In ihrem Ex-post-Evaluationsbericht kommt die Behörde zum Schluss, dass sich die (in bester Schweizer Tradition stehende) prinzipienbasierte Regulierung bewährt habe und die ursprüngliche Zielsetzung erreicht worden sei. Sie stützt sich dabei nicht nur auf das eigene Urteil (interne Evaluation) ab, sondern auch auf 15 Stellungnahmen aus dem Banken- und Versicherungssektor, von anderen Ämtern und Verbänden inklusive nichtstaatliche Organisationen (externe Evaluation).

Abwarten, was auf internationaler Ebene läuft

Die Finma macht aber zugleich auch klar, dass die heute gültigen Vorschriften im Bereich Klimarisiken für die Finanzinstitute nicht das Ende der Fahnenstange bedeuten.
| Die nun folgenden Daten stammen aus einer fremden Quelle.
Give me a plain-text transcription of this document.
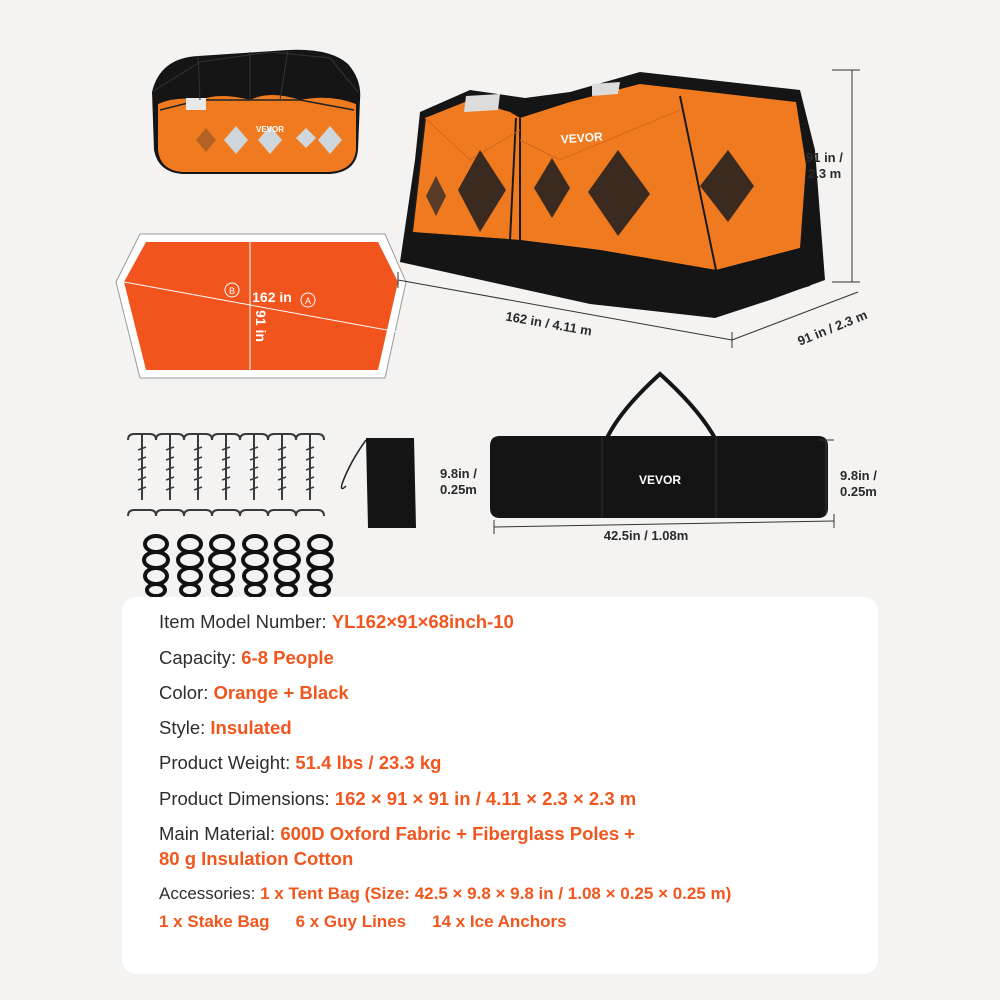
VEVOR
B
A
162 in
91 in
VEVOR
91 in /
2.3 m
162 in / 4.11 m	91 in / 2.3 m
VEVOR
9.8in /
0.25m
9.8in /
0.25m
42.5in / 1.08m
Item Model Number: YL162×91×68inch-10
Capacity: 6-8 People
Color: Orange + Black
Style: Insulated
Product Weight: 51.4 lbs / 23.3 kg
Product Dimensions: 162 × 91 × 91 in / 4.11 × 2.3 × 2.3 m
Main Material: 600D Oxford Fabric + Fiberglass Poles +
80 g Insulation Cotton
Accessories: 1 x Tent Bag (Size: 42.5 × 9.8 × 9.8 in / 1.08 × 0.25 × 0.25 m)
1 x Stake Bag 6 x Guy Lines 14 x Ice Anchors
Es werde nämlich «momentan auch angesichts der fortlaufenden Entwicklungen im Bereich der Nachhaltigkeitsberichterstattung auf nationaler und internationaler Ebene» von einer Revision abgesehen. Man wolle die im Gang befindlichen Arbeiten der internationalen Standardsetzer im Banken- und Versicherungsbereich abwarten, um sie bei einer späteren Anpassung der Anforderungen berücksichtigen zu können.

Die Finma reagiert auch darauf,  dass die Transparenz zu Nachhaltigkeitsrisiken zunehmend von internationalen Standardsetzern (wie der inzwischen aufgelösten Task Force on Climate Related Disclosure des Financial Stability Board) und auch vom nationalen Gesetzes- und Verordnungsgeber (ein Beispiel dafür ist die Anfang Jahr in Kraft getretene Vollzugsverordnung zur Klimaberichterstattung für grosse Schweizer Unternehmen des Bundesrates) geregelt werden.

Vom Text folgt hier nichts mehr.